Got it. And just one more if I could on the service revenue, which I guess was a little light from a growth perspective this quarter, but it has shown some historical lumpiness. How should we think about that going forward? Was that just kind of lumpiness? And should we expect that the kind of resume more of its historical growth trajectory?

Shabtai Adlersberg

Analyst

Yes, definitely. I mean, services basically has two components. One is the maintenance contracts. And the other one is professional services. Maintenance contracts it's already years, five, six years now that growth in a year is usually between 11% to 15%. And we believe we will see the same year. So I mentioned already if you take into account the first half of the year, the growth was 13.2%. However, there's another component and this is the professional services, and here I think the picture is substantially rosier. We are growing substantially. There's much need, by the way, a philosophical point. When people are saying at time [Ph], although they are productive and efficient, when it comes to new large projects that has to occur within a company, it's always substantially more difficult to put them to work and complete them when you have people distributed all around the place. So you can assume that the needs or desire to move, to use more services from a party that can provide them, you can assume that that desire is growing.

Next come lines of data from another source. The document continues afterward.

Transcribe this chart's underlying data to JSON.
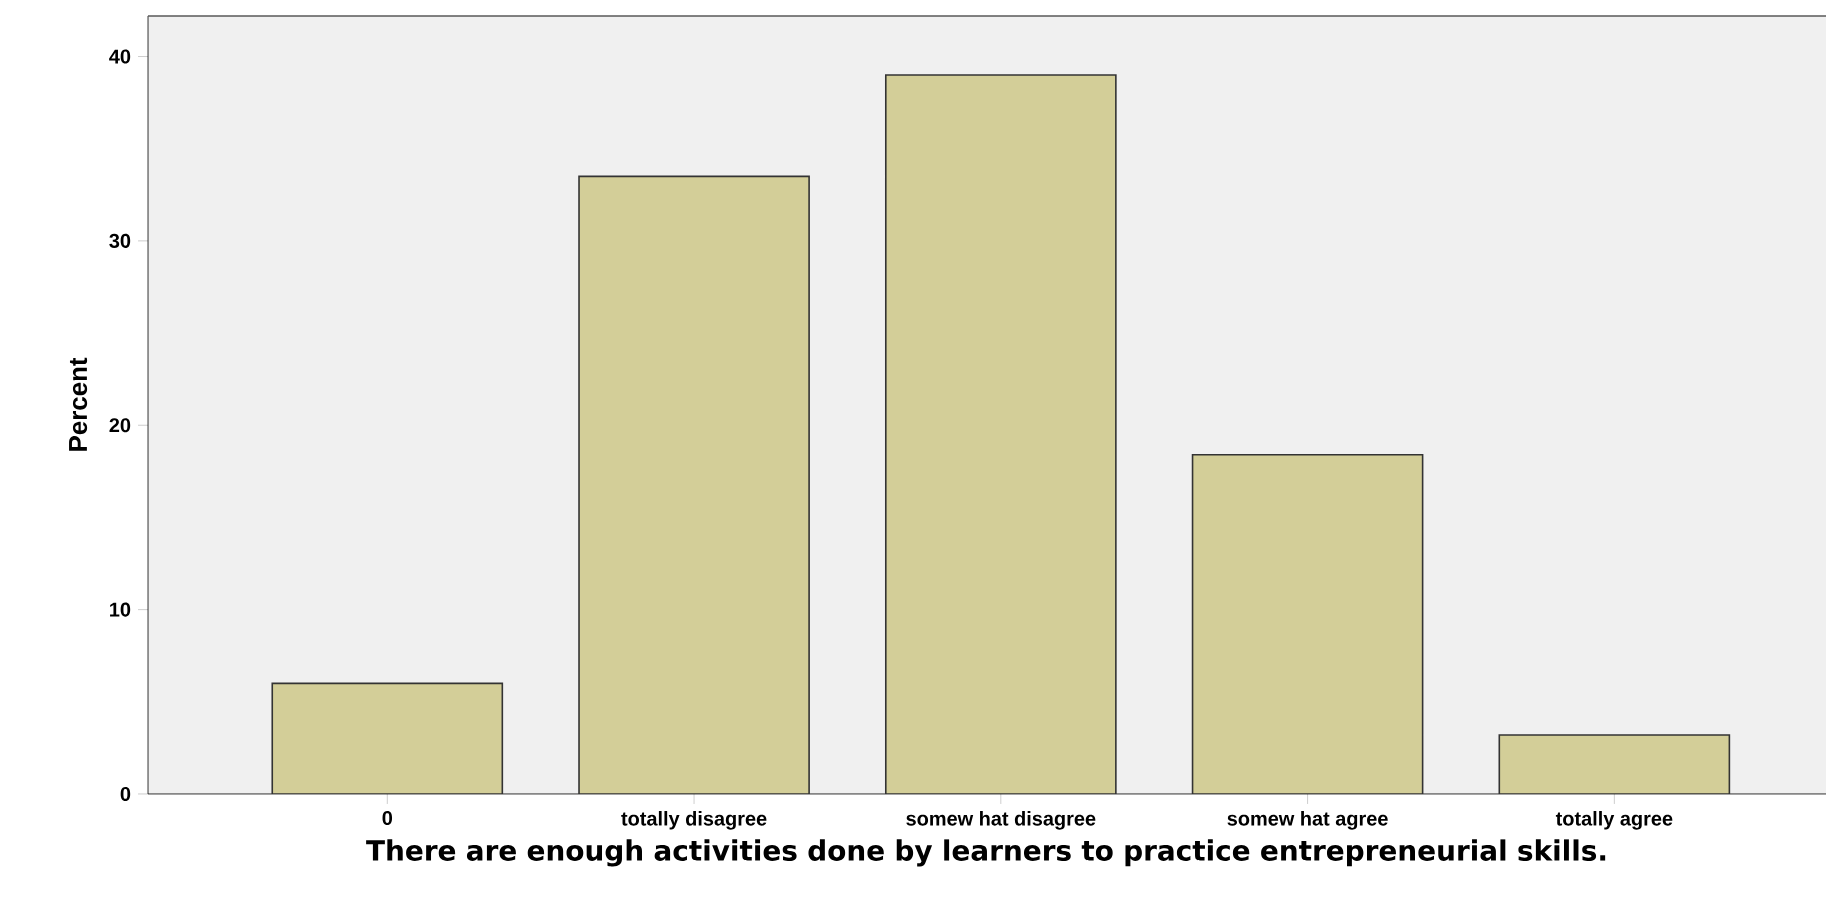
{
  "chart_data": {
    "type": "bar",
    "categories": [
      "0",
      "totally disagree",
      "somew hat disagree",
      "somew hat agree",
      "totally agree"
    ],
    "values": [
      6.0,
      33.5,
      39.0,
      18.4,
      3.2
    ],
    "color": "#d3ce98",
    "xlabel": "There are enough activities done by learners to practice entrepreneurial skills.",
    "ylabel": "Percent",
    "ylim": [
      0,
      42.2
    ],
    "yticks": [
      0,
      10,
      20,
      30,
      40
    ],
    "grid": false
  }
}
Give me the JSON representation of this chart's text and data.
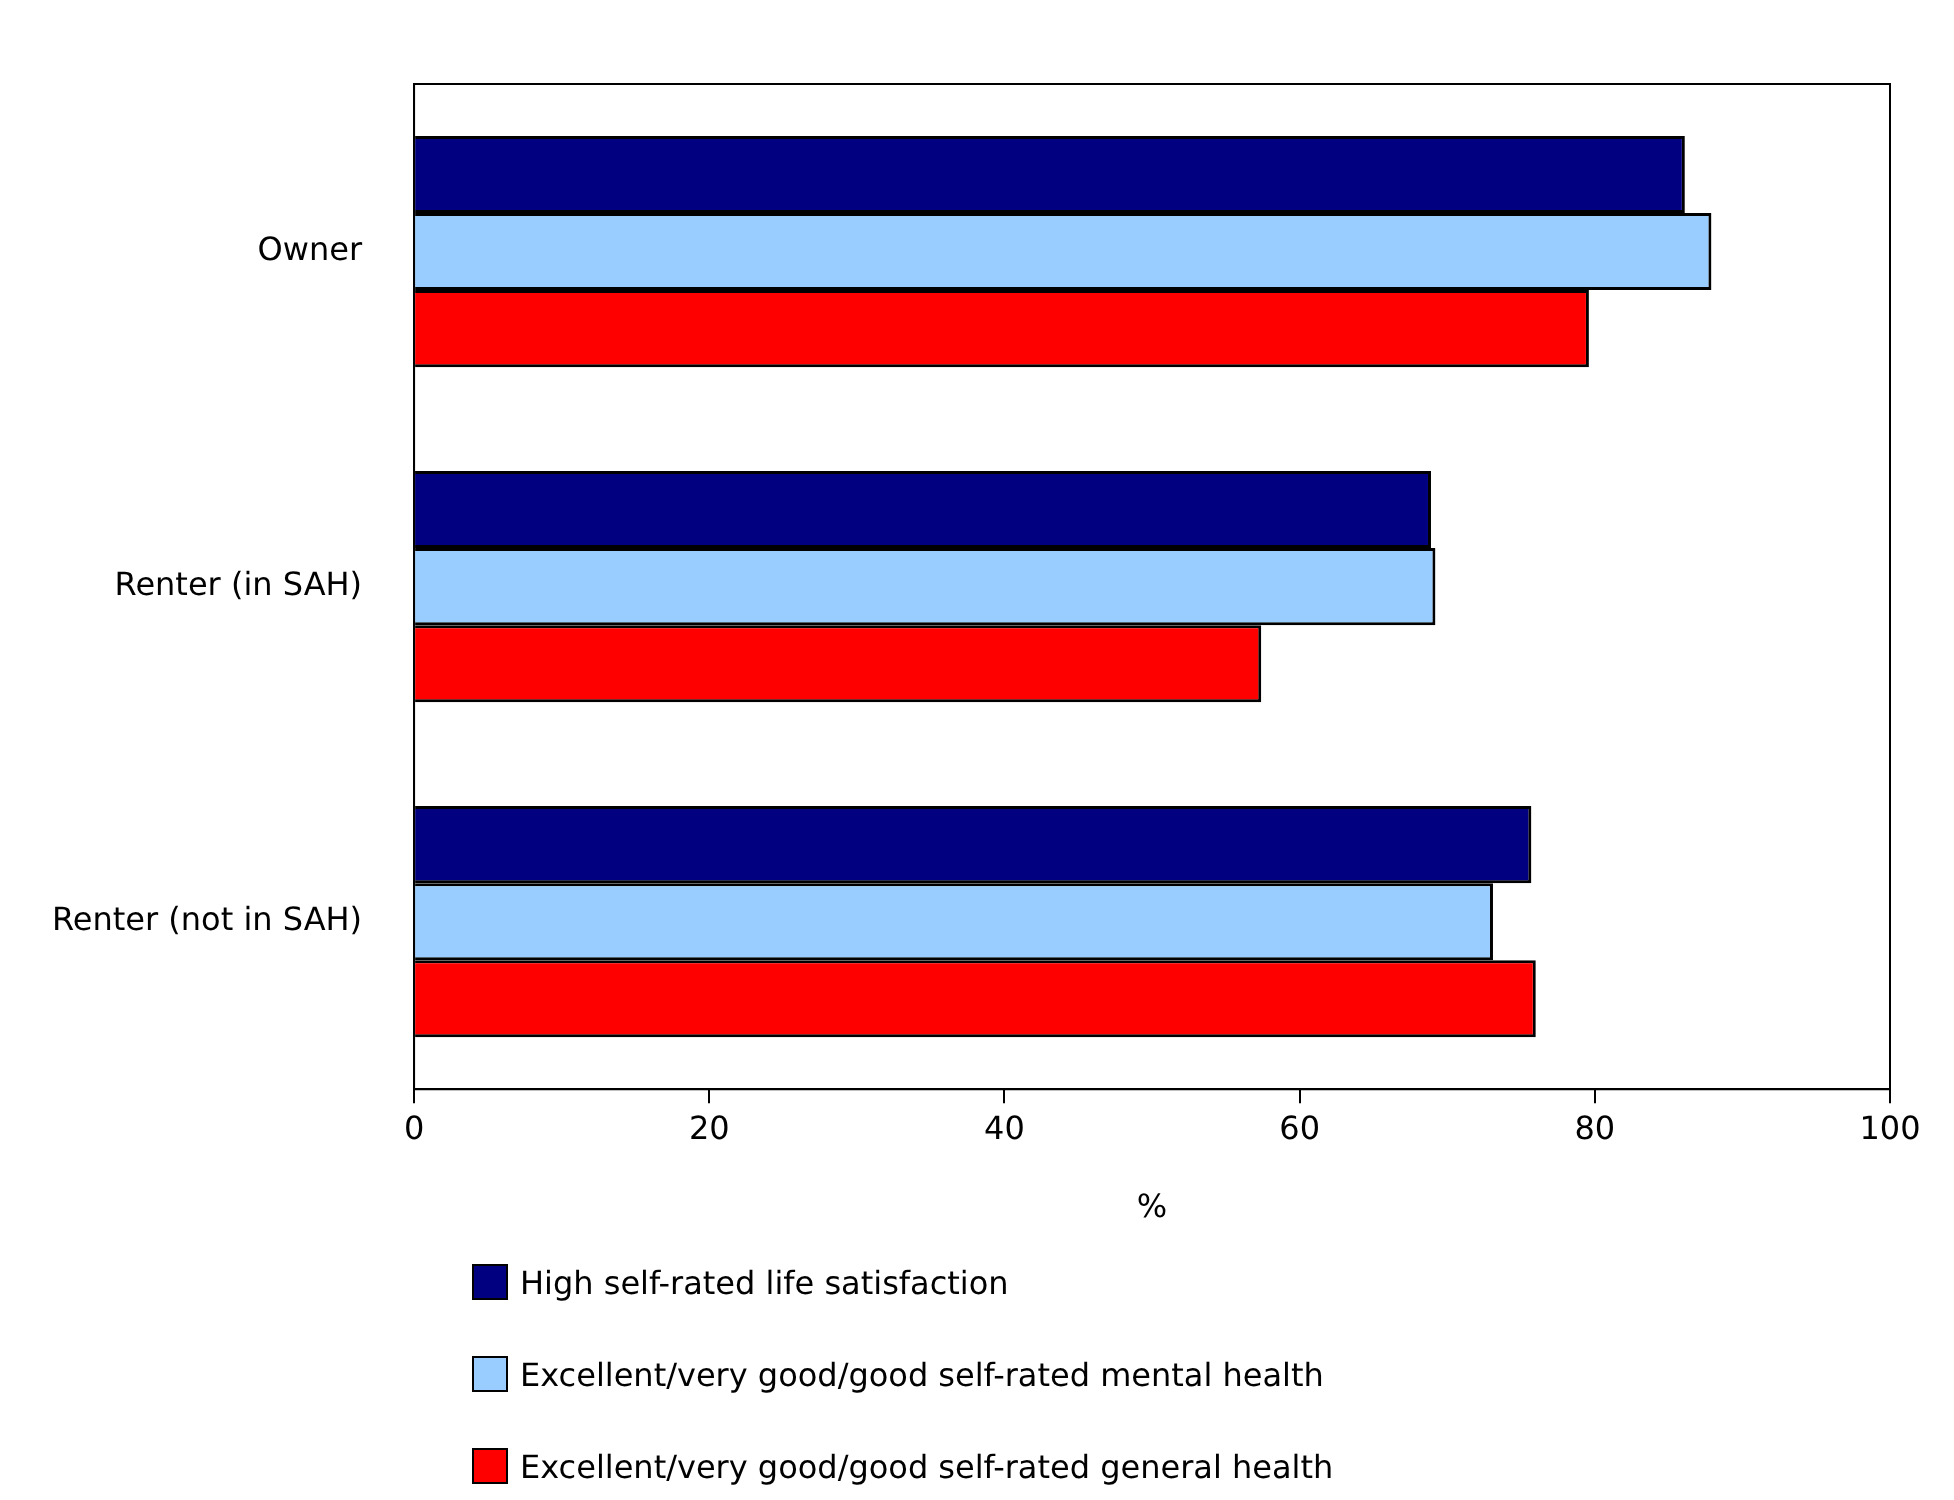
{
  "chart_data": {
    "type": "bar",
    "orientation": "horizontal",
    "xlabel": "%",
    "categories": [
      "Owner",
      "Renter (in SAH)",
      "Renter (not in SAH)"
    ],
    "series": [
      {
        "name": "High self-rated life satisfaction",
        "color": "#000080",
        "values": [
          86.1,
          68.9,
          75.7
        ]
      },
      {
        "name": "Excellent/very good/good self-rated mental health",
        "color": "#99ccff",
        "values": [
          87.9,
          69.2,
          73.1
        ]
      },
      {
        "name": "Excellent/very good/good self-rated general health",
        "color": "#ff0000",
        "values": [
          79.6,
          57.4,
          76.0
        ]
      }
    ],
    "xlim": [
      0,
      100
    ],
    "xticks": [
      0,
      20,
      40,
      60,
      80,
      100
    ],
    "grid": false,
    "legend": "bottom"
  }
}
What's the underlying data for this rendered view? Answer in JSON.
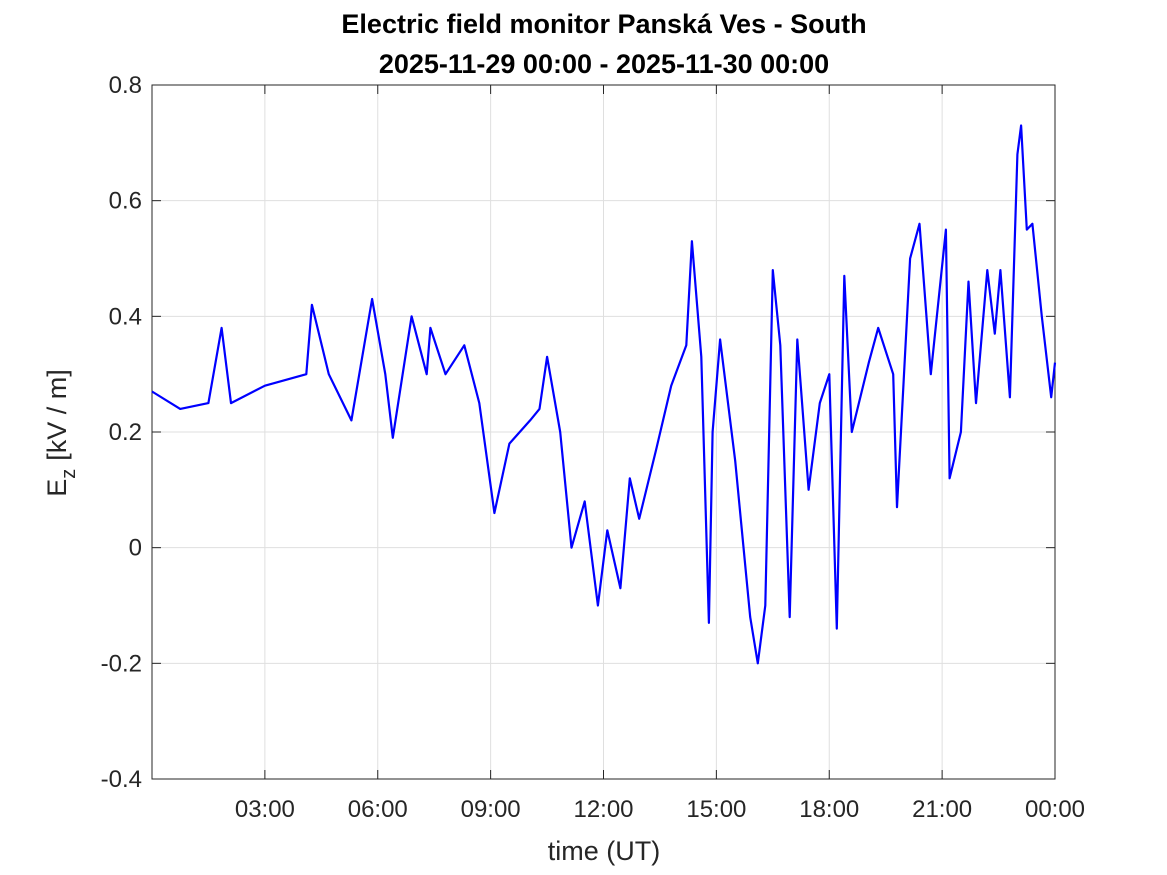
{
  "chart_data": {
    "type": "line",
    "title": "Electric field monitor Panská Ves - South",
    "subtitle": "2025-11-29 00:00 - 2025-11-30 00:00",
    "xlabel": "time (UT)",
    "ylabel": [
      "E",
      "z",
      "[kV / m]"
    ],
    "x": [
      0,
      0.75,
      1.5,
      1.85,
      2.1,
      3.0,
      4.1,
      4.25,
      4.7,
      5.3,
      5.85,
      6.2,
      6.4,
      6.9,
      7.3,
      7.4,
      7.8,
      8.3,
      8.7,
      9.1,
      9.5,
      10.05,
      10.3,
      10.5,
      10.85,
      11.15,
      11.5,
      11.85,
      12.1,
      12.45,
      12.7,
      12.95,
      13.4,
      13.8,
      14.2,
      14.35,
      14.6,
      14.8,
      14.9,
      15.1,
      15.5,
      15.9,
      16.1,
      16.3,
      16.5,
      16.7,
      16.95,
      17.15,
      17.45,
      17.75,
      18.0,
      18.2,
      18.4,
      18.6,
      19.05,
      19.3,
      19.7,
      19.8,
      20.15,
      20.4,
      20.7,
      21.1,
      21.2,
      21.5,
      21.7,
      21.9,
      22.2,
      22.4,
      22.55,
      22.8,
      23.0,
      23.1,
      23.25,
      23.4,
      23.65,
      23.9,
      24.0
    ],
    "series": [
      {
        "name": "Ez",
        "color": "#0000ff",
        "values": [
          0.27,
          0.24,
          0.25,
          0.38,
          0.25,
          0.28,
          0.3,
          0.42,
          0.3,
          0.22,
          0.43,
          0.3,
          0.19,
          0.4,
          0.3,
          0.38,
          0.3,
          0.35,
          0.25,
          0.06,
          0.18,
          0.22,
          0.24,
          0.33,
          0.2,
          0.0,
          0.08,
          -0.1,
          0.03,
          -0.07,
          0.12,
          0.05,
          0.17,
          0.28,
          0.35,
          0.53,
          0.33,
          -0.13,
          0.2,
          0.36,
          0.15,
          -0.12,
          -0.2,
          -0.1,
          0.48,
          0.35,
          -0.12,
          0.36,
          0.1,
          0.25,
          0.3,
          -0.14,
          0.47,
          0.2,
          0.32,
          0.38,
          0.3,
          0.07,
          0.5,
          0.56,
          0.3,
          0.55,
          0.12,
          0.2,
          0.46,
          0.25,
          0.48,
          0.37,
          0.48,
          0.26,
          0.68,
          0.73,
          0.55,
          0.56,
          0.4,
          0.26,
          0.32
        ]
      }
    ],
    "xlim": [
      0,
      24
    ],
    "xticks": [
      {
        "value": 3,
        "label": "03:00"
      },
      {
        "value": 6,
        "label": "06:00"
      },
      {
        "value": 9,
        "label": "09:00"
      },
      {
        "value": 12,
        "label": "12:00"
      },
      {
        "value": 15,
        "label": "15:00"
      },
      {
        "value": 18,
        "label": "18:00"
      },
      {
        "value": 21,
        "label": "21:00"
      },
      {
        "value": 24,
        "label": "00:00"
      }
    ],
    "ylim": [
      -0.4,
      0.8
    ],
    "yticks": [
      -0.4,
      -0.2,
      0,
      0.2,
      0.4,
      0.6,
      0.8
    ],
    "grid": true
  }
}
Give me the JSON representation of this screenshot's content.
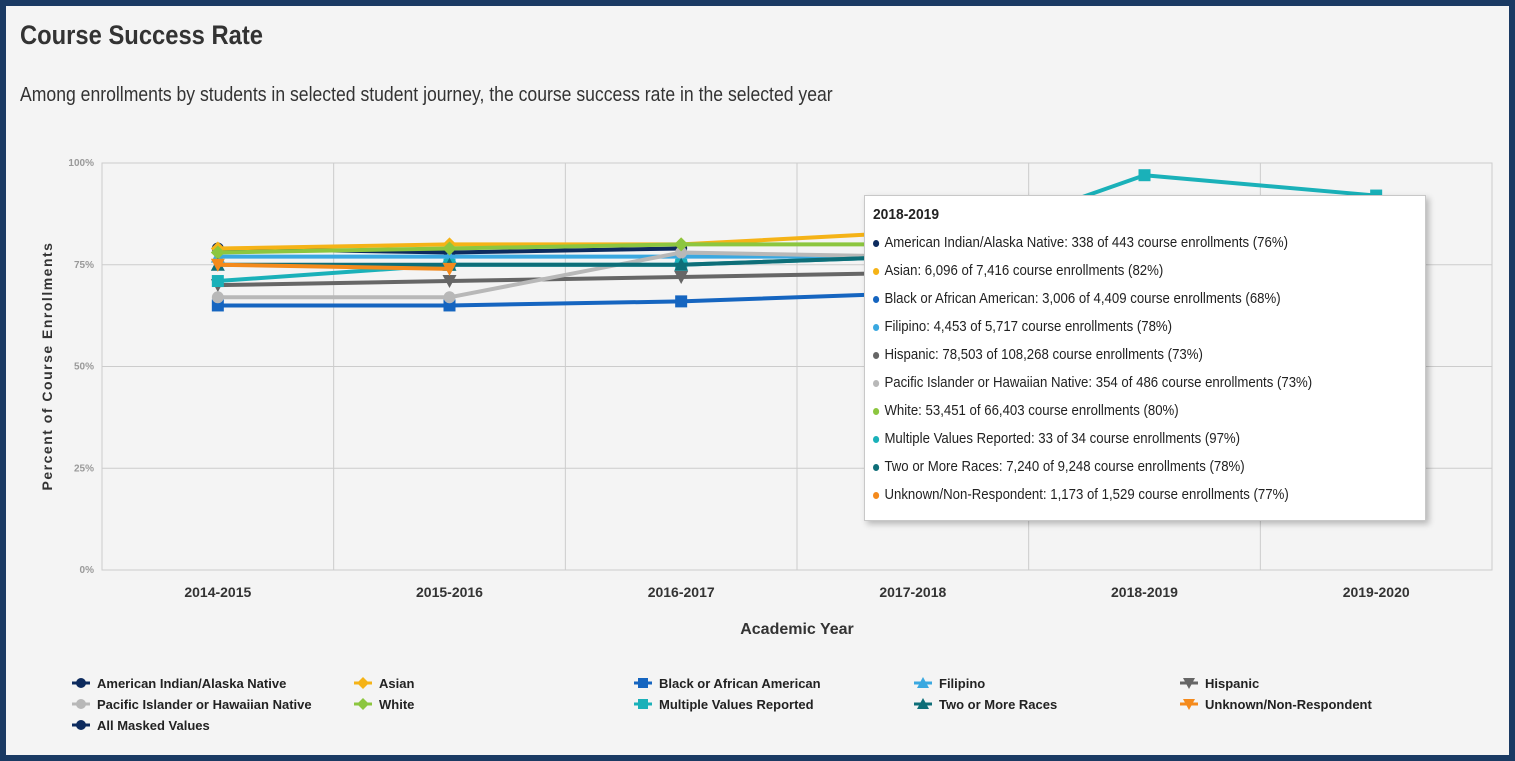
{
  "header": {
    "title": "Course Success Rate",
    "subtitle": "Among enrollments by students in selected student journey, the course success rate in the selected year"
  },
  "chart_data": {
    "type": "line",
    "title": "Course Success Rate",
    "xlabel": "Academic Year",
    "ylabel": "Percent of Course Enrollments",
    "categories": [
      "2014-2015",
      "2015-2016",
      "2016-2017",
      "2017-2018",
      "2018-2019",
      "2019-2020"
    ],
    "ylim": [
      0,
      100
    ],
    "yticks": [
      0,
      25,
      50,
      75,
      100
    ],
    "ytick_labels": [
      "0%",
      "25%",
      "50%",
      "75%",
      "100%"
    ],
    "grid": true,
    "legend_position": "bottom",
    "series": [
      {
        "name": "American Indian/Alaska Native",
        "color": "#0d2b5e",
        "marker": "circle",
        "values": [
          79,
          78,
          79,
          null,
          76,
          null
        ]
      },
      {
        "name": "Asian",
        "color": "#f5b317",
        "marker": "diamond",
        "values": [
          79,
          80,
          80,
          83,
          82,
          null
        ]
      },
      {
        "name": "Black or African American",
        "color": "#1565c0",
        "marker": "square",
        "values": [
          65,
          65,
          66,
          68,
          68,
          null
        ]
      },
      {
        "name": "Filipino",
        "color": "#3aa8e0",
        "marker": "triangle",
        "values": [
          77,
          77,
          77,
          77,
          78,
          null
        ]
      },
      {
        "name": "Hispanic",
        "color": "#666666",
        "marker": "triangle-down",
        "values": [
          70,
          71,
          72,
          73,
          73,
          null
        ]
      },
      {
        "name": "Pacific Islander or Hawaiian Native",
        "color": "#b8b8b8",
        "marker": "circle",
        "values": [
          67,
          67,
          78,
          77,
          73,
          null
        ]
      },
      {
        "name": "White",
        "color": "#8cc63f",
        "marker": "diamond",
        "values": [
          78,
          79,
          80,
          80,
          80,
          null
        ]
      },
      {
        "name": "Multiple Values Reported",
        "color": "#1ab1b9",
        "marker": "square",
        "values": [
          71,
          75,
          75,
          77,
          97,
          92
        ]
      },
      {
        "name": "Two or More Races",
        "color": "#0e6e78",
        "marker": "triangle",
        "values": [
          75,
          75,
          75,
          77,
          78,
          null
        ]
      },
      {
        "name": "Unknown/Non-Respondent",
        "color": "#f48a1c",
        "marker": "triangle-down",
        "values": [
          75,
          74,
          null,
          null,
          77,
          null
        ]
      },
      {
        "name": "All Masked Values",
        "color": "#0d2b5e",
        "marker": "circle",
        "values": [
          null,
          null,
          null,
          null,
          null,
          null
        ]
      }
    ]
  },
  "tooltip": {
    "title": "2018-2019",
    "rows": [
      {
        "text": "American Indian/Alaska Native: 338 of 443 course enrollments (76%)",
        "color": "#0d2b5e"
      },
      {
        "text": "Asian: 6,096 of 7,416 course enrollments (82%)",
        "color": "#f5b317"
      },
      {
        "text": "Black or African American: 3,006 of 4,409 course enrollments (68%)",
        "color": "#1565c0"
      },
      {
        "text": "Filipino: 4,453 of 5,717 course enrollments (78%)",
        "color": "#3aa8e0"
      },
      {
        "text": "Hispanic: 78,503 of 108,268 course enrollments (73%)",
        "color": "#666666"
      },
      {
        "text": "Pacific Islander or Hawaiian Native: 354 of 486 course enrollments (73%)",
        "color": "#b8b8b8"
      },
      {
        "text": "White: 53,451 of 66,403 course enrollments (80%)",
        "color": "#8cc63f"
      },
      {
        "text": "Multiple Values Reported: 33 of 34 course enrollments (97%)",
        "color": "#1ab1b9"
      },
      {
        "text": "Two or More Races: 7,240 of 9,248 course enrollments (78%)",
        "color": "#0e6e78"
      },
      {
        "text": "Unknown/Non-Respondent: 1,173 of 1,529 course enrollments (77%)",
        "color": "#f48a1c"
      }
    ]
  }
}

And therefore, we believe that professional services on a global basis will become a much more successful area for deployment. This is what we focus these days.

Rich Valera

Analyst

Got it. Thank you.

Operator

Operator

Thank you. We've reached the end of the question and answer session and I'll now turn the call over to Shabtai Adlersberg for closing remarks.

Shabtai Adlersberg

Analyst

Okay, well thank you operator. I would like to thank everyone who attended our conference call today. With continued good business momentum and execution in our markets in the first half of 2020 we believe, we are on track to achieve another strong year of growth in our business. We look forward to your participation in our next quarterly conference call. Thank you very much. Have a nice day. Thank you.

Operator

Operator

This concludes today's conference. You may disconnect your lines at this time. Thank you for your participation.